Anthem's decision, which came on the day of the deadline for insurers to sign contracts for Obamacare plans in 2018, will leave Maine with just two insurers selling plans widely when open enrollment starts Nov. 1.

The company has been selling such plans statewide to people who do not get health coverage through a job, Medicare, Medicaid or other source.

Anthem said it will not sell new customers plans next year through HealthCare.gov, the federally run Obamacare exchange that serves Maine and most other states.

The insurer also won't sell almost all of the plans it now sells outside of that exchange in Maine. Anthem will continue offering employer-based health coverage.

Low- and middle-income people who buy individual health plans can get federal subsidies to reduce both their monthly premiums and out-of-pocket health costs only if they buy coverage through HealthCare.gov or a state-run Obamacare marketplace. People who buy coverage off-exchange cannot get such financial aid.

Most of the more than 79,000 Maine residents who signed up for a plan from Anthem and two other insurers selling coverage through HealthCare.gov this year qualified for such aid.

Maine has a guaranteed renewal law that mandates customers be allowed to renew with their current insurer if that insurer is not completely exiting a market.

That will allow the 28,700 or so current Anthem customers who now buy plans via HealthCare.gov to keep their existing coverage in 2018.

"But these plans will be offered off-exchange, and they will not be eligible to receive financial assistance or subsidies," Anthem said in a prepared statement.

CNBC has asked Anthem whether the decision to offer solely off-exchange plans next year was the company's, or whether it was due to a regulatory constraint. A spokeswoman said she was looking into that question.

In addition to allowing existing customers to renew their coverage, albeit off-exchange, Anthem will sell just a single "gold-level" plan off of the federal exchange in only three counties.

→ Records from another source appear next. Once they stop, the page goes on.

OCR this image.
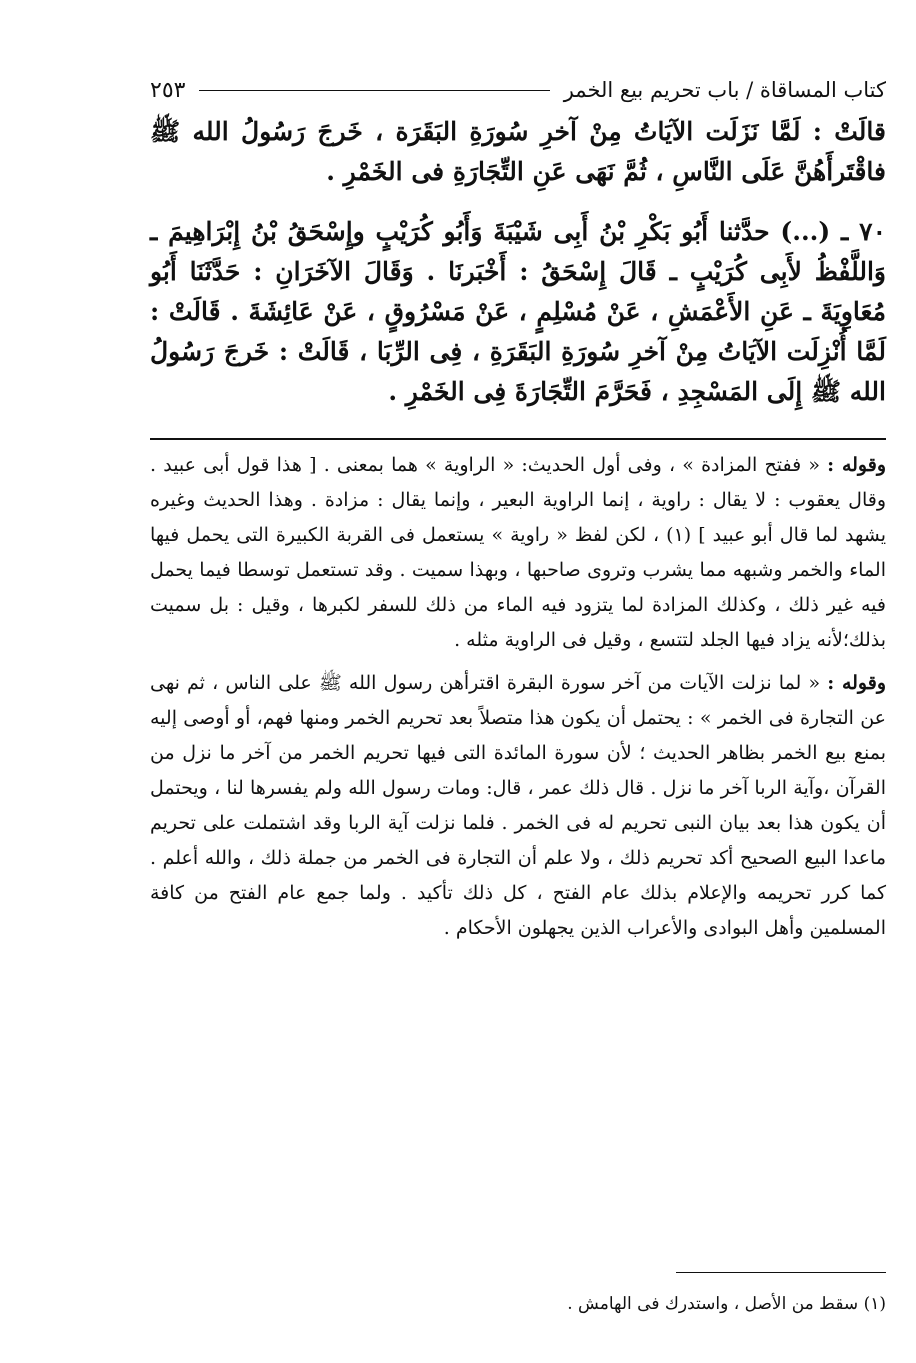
كتاب المساقاة / باب تحريم بيع الخمر
٢٥٣

قالَتْ : لَمَّا نَزَلَت الآيَاتُ مِنْ آخرِ سُورَةِ البَقَرَة ، خَرجَ رَسُولُ الله ﷺ فاقْتَرأَهُنَّ عَلَى النَّاسِ ، ثُمَّ نَهَى عَنِ التِّجَارَةِ فى الخَمْرِ .

٧٠ ـ (...) حدَّثنا أَبُو بَكْرِ بْنُ أَبِى شَيْبَةَ وَأَبُو كُرَيْبٍ وإِسْحَقُ بْنُ إِبْرَاهِيمَ ـ وَاللَّفْظُ لأَبِى كُرَيْبٍ ـ قَالَ إِسْحَقُ : أَخْبَرنَا . وَقَالَ الآخَرَانِ : حَدَّثَنَا أَبُو مُعَاوِيَةَ ـ عَنِ الأَعْمَشِ ، عَنْ مُسْلِمٍ ، عَنْ مَسْرُوقٍ ، عَنْ عَائِشَةَ . قَالَتْ : لَمَّا أُنْزِلَت الآيَاتُ مِنْ آخرِ سُورَةِ البَقَرَةِ ، فِى الرِّبَا ، قَالَتْ : خَرجَ رَسُولُ الله ﷺ إِلَى المَسْجِدِ ، فَحَرَّمَ التِّجَارَةَ فِى الخَمْرِ .

وقوله : « ففتح المزادة » ، وفى أول الحديث: « الراوية » هما بمعنى . [ هذا قول أبى عبيد . وقال يعقوب : لا يقال : راوية ، إنما الراوية البعير ، وإنما يقال : مزادة . وهذا الحديث وغيره يشهد لما قال أبو عبيد ] (١) ، لكن لفظ « راوية » يستعمل فى القربة الكبيرة التى يحمل فيها الماء والخمر وشبهه مما يشرب وتروى صاحبها ، وبهذا سميت . وقد تستعمل توسطا فيما يحمل فيه غير ذلك ، وكذلك المزادة لما يتزود فيه الماء من ذلك للسفر لكبرها ، وقيل : بل سميت بذلك؛لأنه يزاد فيها الجلد لتتسع ، وقيل فى الراوية مثله .

وقوله : « لما نزلت الآيات من آخر سورة البقرة اقترأهن رسول الله ﷺ على الناس ، ثم نهى عن التجارة فى الخمر » : يحتمل أن يكون هذا متصلاً بعد تحريم الخمر ومنها فهم، أو أوصى إليه بمنع بيع الخمر بظاهر الحديث ؛ لأن سورة المائدة التى فيها تحريم الخمر من آخر ما نزل من القرآن ،وآية الربا آخر ما نزل . قال ذلك عمر ، قال: ومات رسول الله ولم يفسرها لنا ، ويحتمل أن يكون هذا بعد بيان النبى تحريم له فى الخمر . فلما نزلت آية الربا وقد اشتملت على تحريم ماعدا البيع الصحيح أكد تحريم ذلك ، ولا علم أن التجارة فى الخمر من جملة ذلك ، والله أعلم . كما كرر تحريمه والإعلام بذلك عام الفتح ، كل ذلك تأكيد . ولما جمع عام الفتح من كافة المسلمين وأهل البوادى والأعراب الذين يجهلون الأحكام .

(١) سقط من الأصل ، واستدرك فى الهامش .
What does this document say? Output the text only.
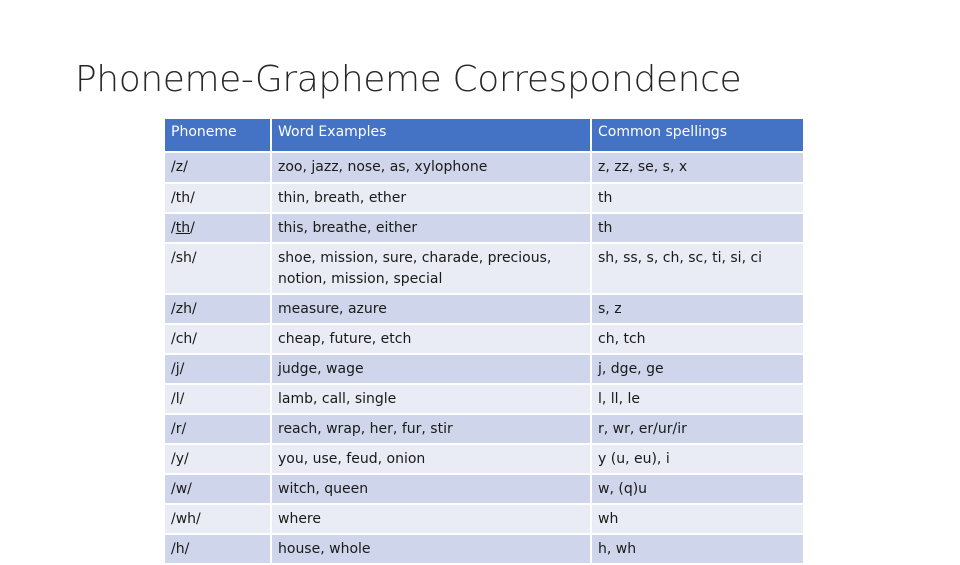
Phoneme-Grapheme Correspondence
Phoneme	Word Examples	Common spellings
/z/	zoo, jazz, nose, as, xylophone	z, zz, se, s, x
/th/	thin, breath, ether	th
/th/	this, breathe, either	th
/sh/	shoe, mission, sure, charade, precious, notion, mission, special	sh, ss, s, ch, sc, ti, si, ci
/zh/	measure, azure	s, z
/ch/	cheap, future, etch	ch, tch
/j/	judge, wage	j, dge, ge
/l/	lamb, call, single	l, ll, le
/r/	reach, wrap, her, fur, stir	r, wr, er/ur/ir
/y/	you, use, feud, onion	y (u, eu), i
/w/	witch, queen	w, (q)u
/wh/	where	wh
/h/	house, whole	h, wh
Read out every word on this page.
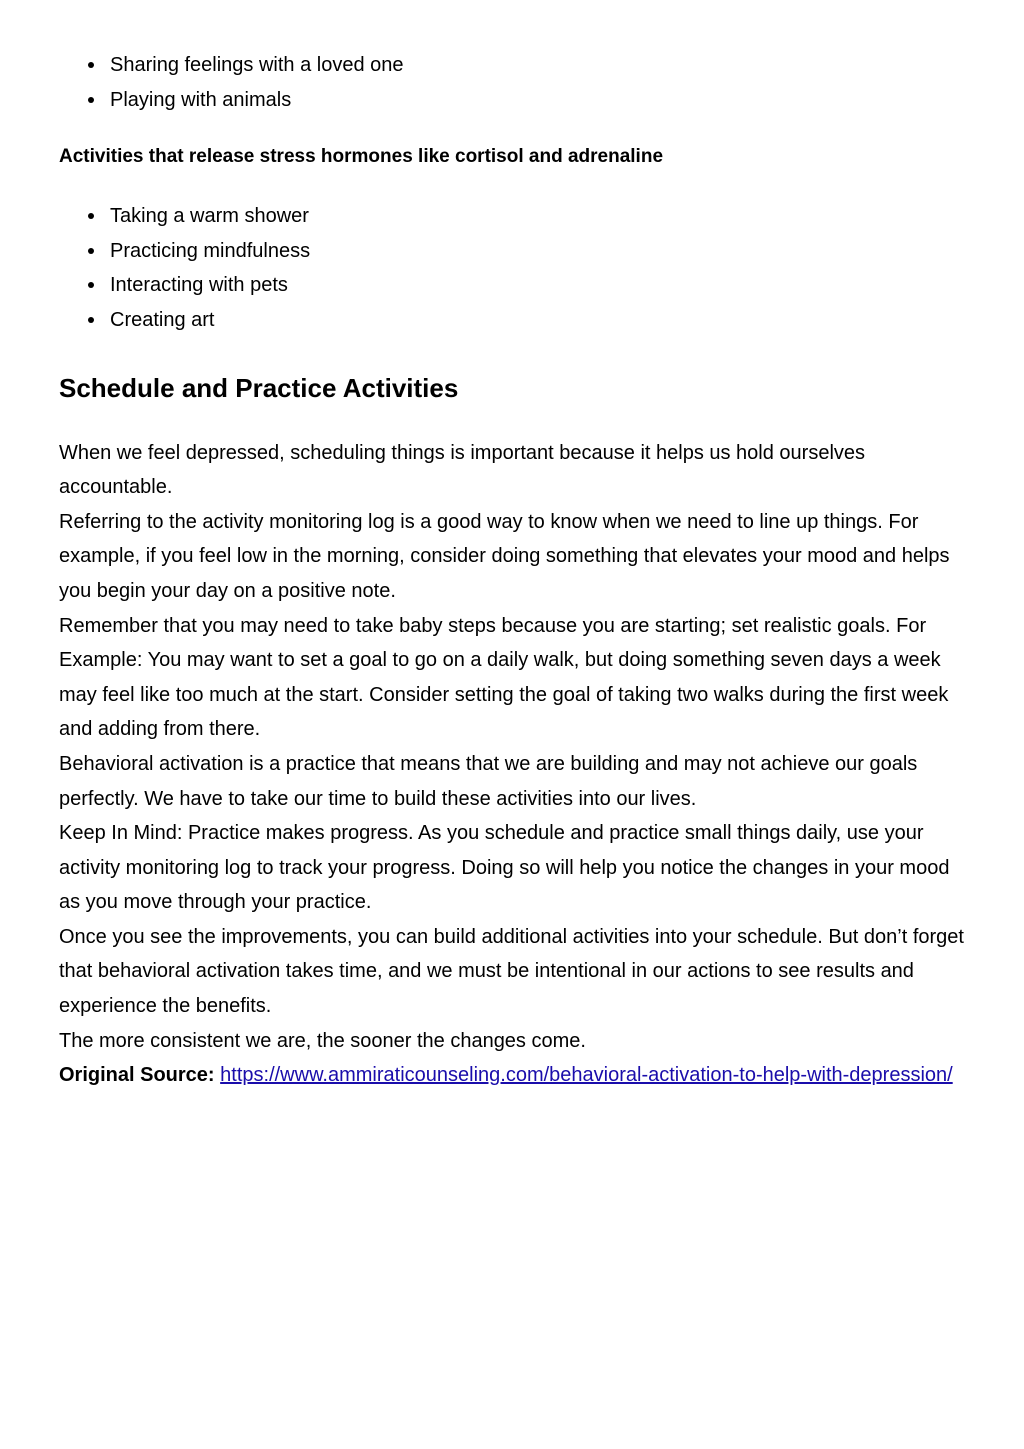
Sharing feelings with a loved one
Playing with animals
Activities that release stress hormones like cortisol and adrenaline
Taking a warm shower
Practicing mindfulness
Interacting with pets
Creating art
Schedule and Practice Activities

When we feel depressed, scheduling things is important because it helps us hold ourselves accountable.

Referring to the activity monitoring log is a good way to know when we need to line up things. For example, if you feel low in the morning, consider doing something that elevates your mood and helps you begin your day on a positive note.

Remember that you may need to take baby steps because you are starting; set realistic goals. For Example: You may want to set a goal to go on a daily walk, but doing something seven days a week may feel like too much at the start. Consider setting the goal of taking two walks during the first week and adding from there.

Behavioral activation is a practice that means that we are building and may not achieve our goals perfectly. We have to take our time to build these activities into our lives.

Keep In Mind: Practice makes progress. As you schedule and practice small things daily, use your activity monitoring log to track your progress. Doing so will help you notice the changes in your mood as you move through your practice.

Once you see the improvements, you can build additional activities into your schedule. But don’t forget that behavioral activation takes time, and we must be intentional in our actions to see results and experience the benefits.

The more consistent we are, the sooner the changes come.

Original Source: https://www.ammiraticounseling.com/behavioral-activation-to-help-with-depression/
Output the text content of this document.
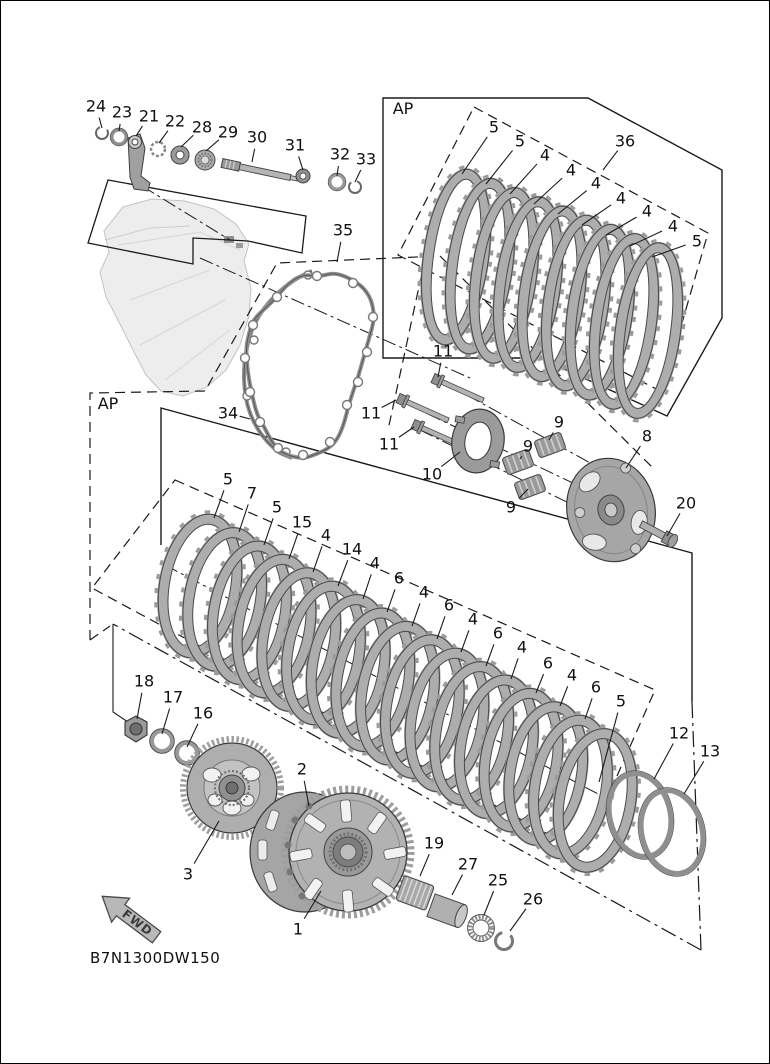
FWD
AP
AP
B7N1300DW150
24 23 21 22 28 29 30 31 32 33
35
5
5
4
4
4
4
4
4
5
36
34
11
11
11
10
9
9
9
8
20
5
7
5
15
4
14
4
6
4
6
4
6
4
6
4
6
5
18
17
16
3
2
1
19
27
25
26
12
13
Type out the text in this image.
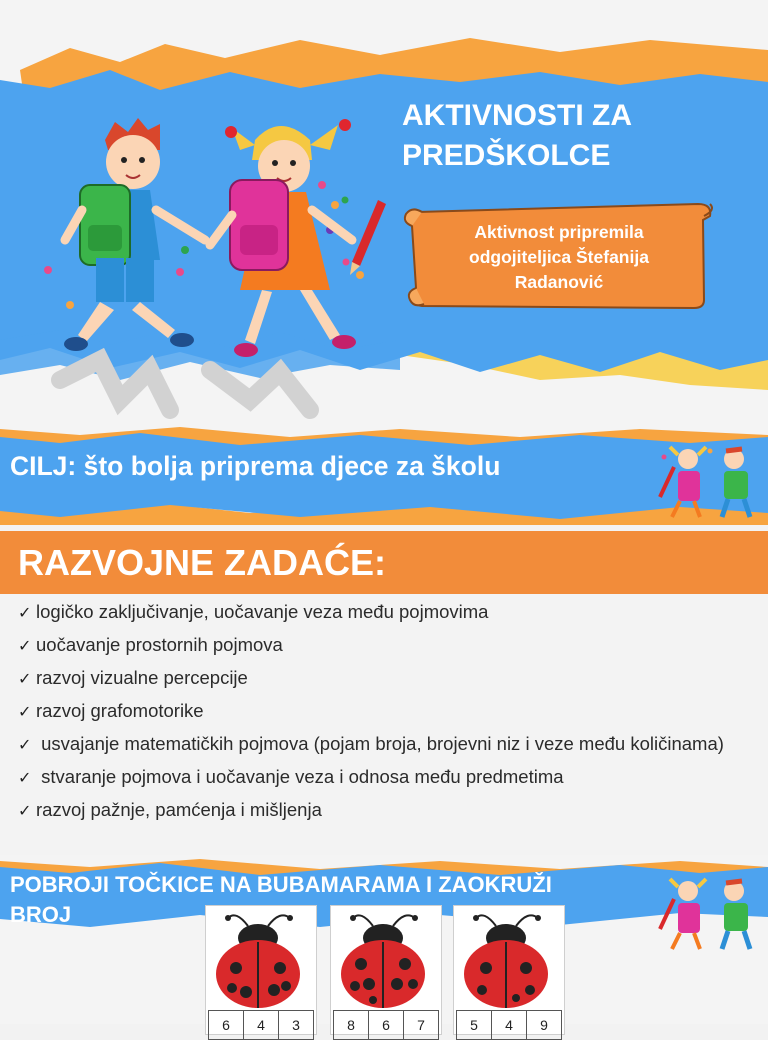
AKTIVNOSTI ZA
PREDŠKOLCE
Aktivnost pripremila
odgojiteljica Štefanija
Radanović
CILJ: što bolja priprema djece za školu
RAZVOJNE ZADAĆE:
✓ logičko zaključivanje, uočavanje veza među pojmovima
✓ uočavanje prostornih pojmova
✓ razvoj vizualne percepcije
✓ razvoj grafomotorike
✓ usvajanje matematičkih pojmova (pojam broja, brojevni niz i veze među količinama)
✓ stvaranje pojmova i uočavanje veza i odnosa među predmetima
✓ razvoj pažnje, pamćenja i mišljenja
POBROJI TOČKICE NA BUBAMARAMA I ZAOKRUŽI
BROJ
6	4	3	8	6	7	5	4	9
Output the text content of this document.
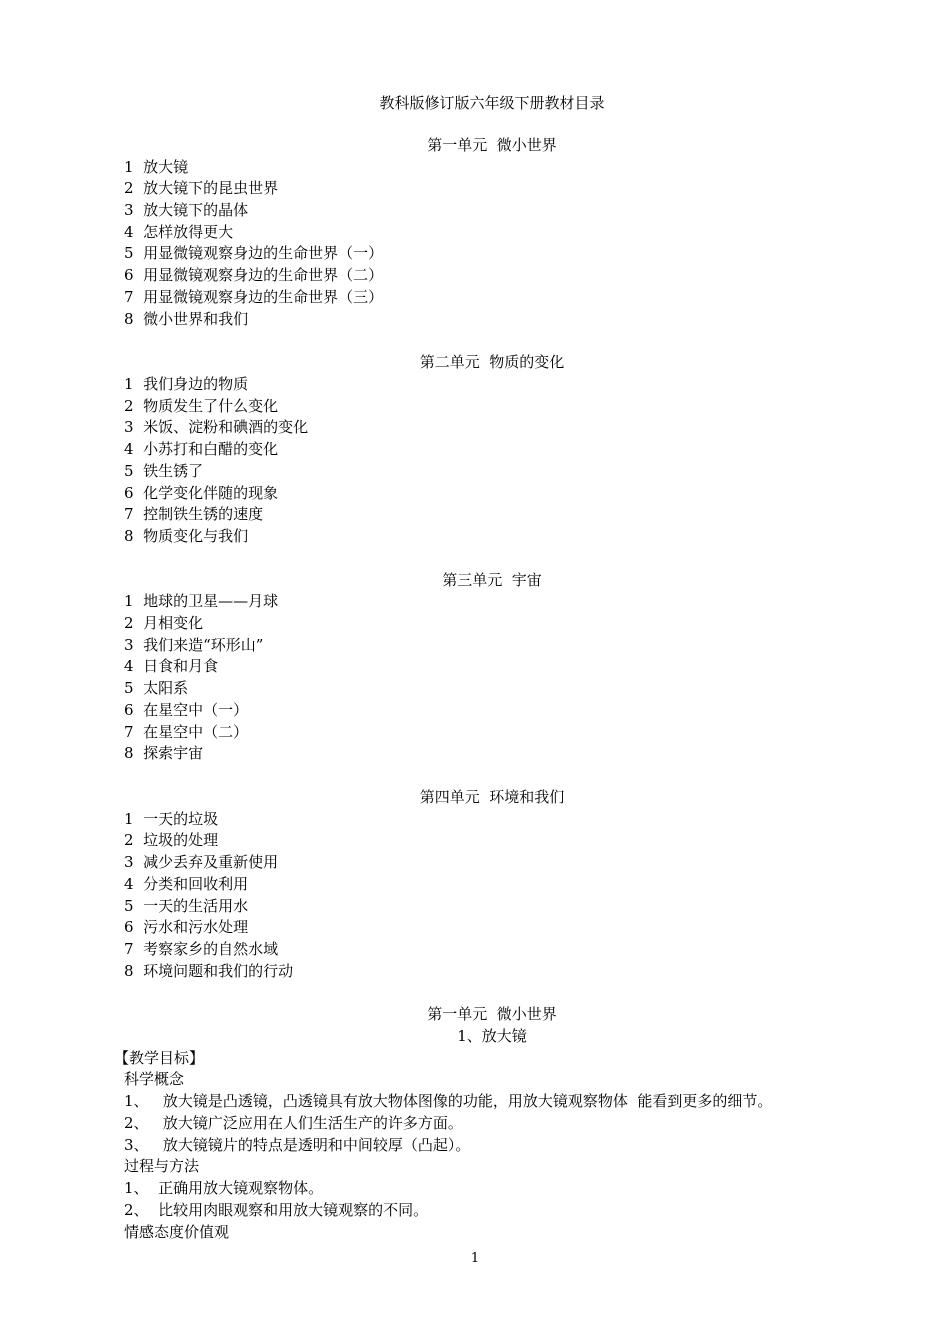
教科版修订版六年级下册教材目录
第一单元  微小世界
1  放大镜
2  放大镜下的昆虫世界
3  放大镜下的晶体
4  怎样放得更大
5  用显微镜观察身边的生命世界（一）
6  用显微镜观察身边的生命世界（二）
7  用显微镜观察身边的生命世界（三）
8  微小世界和我们
第二单元  物质的变化
1  我们身边的物质
2  物质发生了什么变化
3  米饭、淀粉和碘酒的变化
4  小苏打和白醋的变化
5  铁生锈了
6  化学变化伴随的现象
7  控制铁生锈的速度
8  物质变化与我们
第三单元  宇宙
1  地球的卫星——月球
2  月相变化
3  我们来造“环形山”
4  日食和月食
5  太阳系
6  在星空中（一）
7  在星空中（二）
8  探索宇宙
第四单元  环境和我们
1  一天的垃圾
2  垃圾的处理
3  减少丢弃及重新使用
4  分类和回收利用
5  一天的生活用水
6  污水和污水处理
7  考察家乡的自然水域
8  环境问题和我们的行动
第一单元  微小世界
1、放大镜
【教学目标】
科学概念
1、   放大镜是凸透镜，凸透镜具有放大物体图像的功能，用放大镜观察物体  能看到更多的细节。
2、   放大镜广泛应用在人们生活生产的许多方面。
3、   放大镜镜片的特点是透明和中间较厚（凸起）。
过程与方法
1、  正确用放大镜观察物体。
2、  比较用肉眼观察和用放大镜观察的不同。
情感态度价值观
1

Gold plans cover, on average, 80 percent of their customers' medical costs, with individuals being responsible for the remaining share.

By maintaining a small toehold in Maine's individual health plan market, Anthem will keep open the option of returning to that market on a wide scale in 2019. If it did not keep that minimal presence, the insurer would be blocked from returning to the Obamacare market for five years.

Anthem said it will monitor changes in the individual market, and "We will reevaluate whether a more robust presence in the exchange is appropriate in the future."

The company in the past several months has announced full-scale or partial departures from Obamacare markets next year in California, Georgia, Missouri, Ohio, Indiana, Wisconsin, Nevada and Virginia.

In its statement about Maine, Anthem said, "While we are pleased that some steps have been taken to address the long term challenges all health plans serving the individual market are facing, the market remains volatile."

"A stable insurance market is dependent on products that create value for consumers through the broad spreading of risk and a known set of conditions upon which rates can be developed," the insurer said.

"Today, planning and pricing for ACA-compliant health plans has become increasingly difficult due to a shrinking and deteriorating individual market, as well as continual changes and uncertainty in federal operations, rules and guidance, including the restoration of the health insurance tax on fully insured coverage and continued uncertainty around the future of cost sharing reduction subsidies."